In South Africa there is great, great discrepancy in quality among the schools. As far as I could tell, there are 3 schools that the students attend - one in their township of Simile, one in the coloured township of Harmony Hill across the valley, and one in the town of Sabie (referred to by one student as the 'white school'). As the students start to arrive, the older ones immediately begin setting up the tables and chairs outside, despite this being only the 2nd day of the new school year. They are provided with an after school snack of soup with bread which they energetically gobble up. Vicky takes the time to introduce each student to me as they arrive and they all politely greet me with a "How do you do Ma'am".
The students range mostly from Grade R (for reception like our K) to 7 and they're divided into 2 groups. There is a large group of grade 7s so they head off to the room inside, while the younger ones sit at the tables outside. I sit down with them and we begin with a short "Where is Canada" lesson. A map is pulled out and since it's a Mercator projection Canada looks much larger than it is in comparison so it's super easy to find. We start with the continents and proceed from there. One student asks me what the line down the side of the map is (the international date line-I avoid actually explaining it since I'm not sure I fully understand it myself!) which leads to a discussion of time zones and yes, it's night time in Canada and stranger yet it's winter.
After "Canada time" the students who have work start on it and I gather a few younger ones and those that don't have work, to read a story to them. The books they have are limited to a few very easy readers. As I read I pose questions: "What do think will happen next?", "How does it look like he's feeling now?", "Have you ever done that?" Language difficulties aside, only a few feel comfortable enough to answer at first. Speaking of language, the dominant language here is siSwati, which I believe is a variant of Zulu although many of the older people also speak Afrikaans. Their teachers are siSwati but all the books as well as government exams are in English.
The work the students are doing seems familiar enough - writing numbers in expanded form and as words (e.g. 213 = 200 + 10 + 3 = two hundred thirteen), list 10 living and non-living things, etc. and the students are well behaved but typical - teasing each other, annoying their little brother, disputing what each other says in response to my questions. ("No you don't have a dog.")
I then spend some time with the grade 7s - again beginning with "Canada" although their questions are a bit more sophisticated.

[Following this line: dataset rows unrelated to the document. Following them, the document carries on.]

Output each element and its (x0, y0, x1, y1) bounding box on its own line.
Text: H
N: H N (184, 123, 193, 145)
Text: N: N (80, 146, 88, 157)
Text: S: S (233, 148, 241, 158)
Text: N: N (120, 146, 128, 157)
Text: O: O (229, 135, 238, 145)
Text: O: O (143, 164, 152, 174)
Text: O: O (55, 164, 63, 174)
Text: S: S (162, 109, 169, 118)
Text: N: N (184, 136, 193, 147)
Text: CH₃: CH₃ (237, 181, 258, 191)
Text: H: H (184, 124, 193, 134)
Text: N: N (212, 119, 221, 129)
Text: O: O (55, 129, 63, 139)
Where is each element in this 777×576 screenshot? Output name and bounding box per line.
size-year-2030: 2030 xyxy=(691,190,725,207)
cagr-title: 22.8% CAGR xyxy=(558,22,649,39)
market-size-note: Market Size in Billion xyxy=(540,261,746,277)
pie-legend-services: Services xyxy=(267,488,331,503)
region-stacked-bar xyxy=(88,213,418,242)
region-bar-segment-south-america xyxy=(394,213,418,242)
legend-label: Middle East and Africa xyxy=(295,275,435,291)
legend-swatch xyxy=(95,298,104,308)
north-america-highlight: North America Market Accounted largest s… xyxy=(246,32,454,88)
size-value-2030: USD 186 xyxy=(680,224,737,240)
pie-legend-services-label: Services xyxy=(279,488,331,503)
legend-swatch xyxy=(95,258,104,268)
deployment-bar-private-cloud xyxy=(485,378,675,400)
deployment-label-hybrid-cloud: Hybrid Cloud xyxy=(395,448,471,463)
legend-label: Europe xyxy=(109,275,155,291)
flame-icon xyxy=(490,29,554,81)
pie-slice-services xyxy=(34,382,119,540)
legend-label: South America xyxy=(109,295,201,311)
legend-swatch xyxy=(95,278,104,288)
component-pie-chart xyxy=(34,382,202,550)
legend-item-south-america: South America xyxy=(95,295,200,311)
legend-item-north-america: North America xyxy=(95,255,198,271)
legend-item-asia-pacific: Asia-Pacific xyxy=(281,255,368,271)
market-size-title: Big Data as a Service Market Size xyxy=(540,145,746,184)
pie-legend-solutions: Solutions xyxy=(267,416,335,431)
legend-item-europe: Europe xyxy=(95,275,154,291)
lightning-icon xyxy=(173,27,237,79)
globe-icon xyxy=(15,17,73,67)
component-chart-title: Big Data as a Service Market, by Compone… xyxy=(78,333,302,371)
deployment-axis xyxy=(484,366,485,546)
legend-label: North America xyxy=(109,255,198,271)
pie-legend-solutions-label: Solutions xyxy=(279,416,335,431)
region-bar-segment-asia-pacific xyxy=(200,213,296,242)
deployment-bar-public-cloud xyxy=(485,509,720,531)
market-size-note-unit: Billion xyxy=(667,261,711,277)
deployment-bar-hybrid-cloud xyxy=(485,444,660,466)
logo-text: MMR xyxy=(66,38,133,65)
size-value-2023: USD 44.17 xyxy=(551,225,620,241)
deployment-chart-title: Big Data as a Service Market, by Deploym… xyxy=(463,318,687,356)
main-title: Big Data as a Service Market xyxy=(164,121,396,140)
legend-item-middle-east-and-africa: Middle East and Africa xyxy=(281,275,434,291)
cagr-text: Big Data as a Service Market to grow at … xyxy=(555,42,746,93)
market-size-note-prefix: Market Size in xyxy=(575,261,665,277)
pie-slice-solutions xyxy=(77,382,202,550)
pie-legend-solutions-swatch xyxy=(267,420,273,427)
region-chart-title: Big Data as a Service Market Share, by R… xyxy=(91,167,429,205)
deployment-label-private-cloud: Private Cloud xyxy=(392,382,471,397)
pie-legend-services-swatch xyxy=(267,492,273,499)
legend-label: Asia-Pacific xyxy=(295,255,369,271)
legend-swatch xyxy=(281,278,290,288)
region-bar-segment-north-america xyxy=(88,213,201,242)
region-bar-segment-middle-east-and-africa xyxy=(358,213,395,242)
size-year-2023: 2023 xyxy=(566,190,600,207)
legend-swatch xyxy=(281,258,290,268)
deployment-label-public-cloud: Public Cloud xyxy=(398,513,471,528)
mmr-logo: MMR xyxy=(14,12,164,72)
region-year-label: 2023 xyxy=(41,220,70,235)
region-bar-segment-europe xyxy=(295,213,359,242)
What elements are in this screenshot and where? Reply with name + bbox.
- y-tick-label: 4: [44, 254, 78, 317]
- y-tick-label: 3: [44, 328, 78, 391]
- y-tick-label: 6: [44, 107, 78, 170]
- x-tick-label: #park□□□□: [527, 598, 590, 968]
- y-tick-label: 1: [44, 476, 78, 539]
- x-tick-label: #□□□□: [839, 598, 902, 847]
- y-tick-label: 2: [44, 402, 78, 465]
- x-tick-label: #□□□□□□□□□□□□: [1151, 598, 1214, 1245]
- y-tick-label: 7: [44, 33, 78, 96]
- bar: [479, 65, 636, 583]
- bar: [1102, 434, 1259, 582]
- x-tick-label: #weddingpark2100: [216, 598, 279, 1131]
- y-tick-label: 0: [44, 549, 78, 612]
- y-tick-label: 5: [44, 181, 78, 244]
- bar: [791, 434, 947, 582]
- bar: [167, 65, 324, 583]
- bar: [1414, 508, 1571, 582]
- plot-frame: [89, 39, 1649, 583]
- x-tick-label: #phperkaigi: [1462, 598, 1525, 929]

What kinds of sports? (What no cricket!) When do you have Christmas? (In the winter!) Do you eat lobster? (We would put it in the trash!) When you go to the toilet on the airplane does it fall from the sky? (Kids are kids everywhere!)
I distributed some sparkly stickers and Canadian flag temporary tattoos for the students.
Some invisible signal causes them to start packing up their books and heading for home around 5:00. Some have extremely heavy packs with several texts, workbooks and notebooks. I'm surprised to learn that in SA students must purchase their texts, buy uniforms AND pay school fees. School fees at one school that Miriam and Vicky are hoping to send the girls to costs about $220/month CDN. Yes there are provisions for those with limited funds but it is generally expected that parents will pay. Uniforms are expected to be kept clean and orderly. Vicky asked me later that evening if I'd noticed that the one little boy's shirt had some ragged edges - the shack they live in is rat infested (I hadn't noticed).
Rethea is a psychologist (one of the few in the whole province) who has opened up her home to Vicky and Miriam (and the 3 girls). Despite recently undergoing an operation and being in a back/neck brace she was kind enough to invite us to her beautiful home overlooking the Sabie valley for dinner. So after Vicky and Miriam took a bakkie load of kids home, distributed soup themselves, then took a potful to Harmony Hill where a gogo has offered to distribute it from her home, we eventually sat down to a wonderful meal. The girls were tended to and eventually headed off to bed.
After expressing our gratitude we returned to the lovely Graskop Hotel (each room is decorated by an artist) but I'm sure that Vicky and Miriam had various duties to complete before their day was done. Even though their faith is strong, it's hard to know how they keep going when faced with roadblocks from so many directions. But then you see little Omphemetse, Onthatile and Tshepiso and you know that what they are doing will eventually pay off great dividends in the lives of both the gogos and the children that come within their circle and beyond.
And thanks to my family (Ross, Scott, Sam) who accompanied me and supported me on this journey.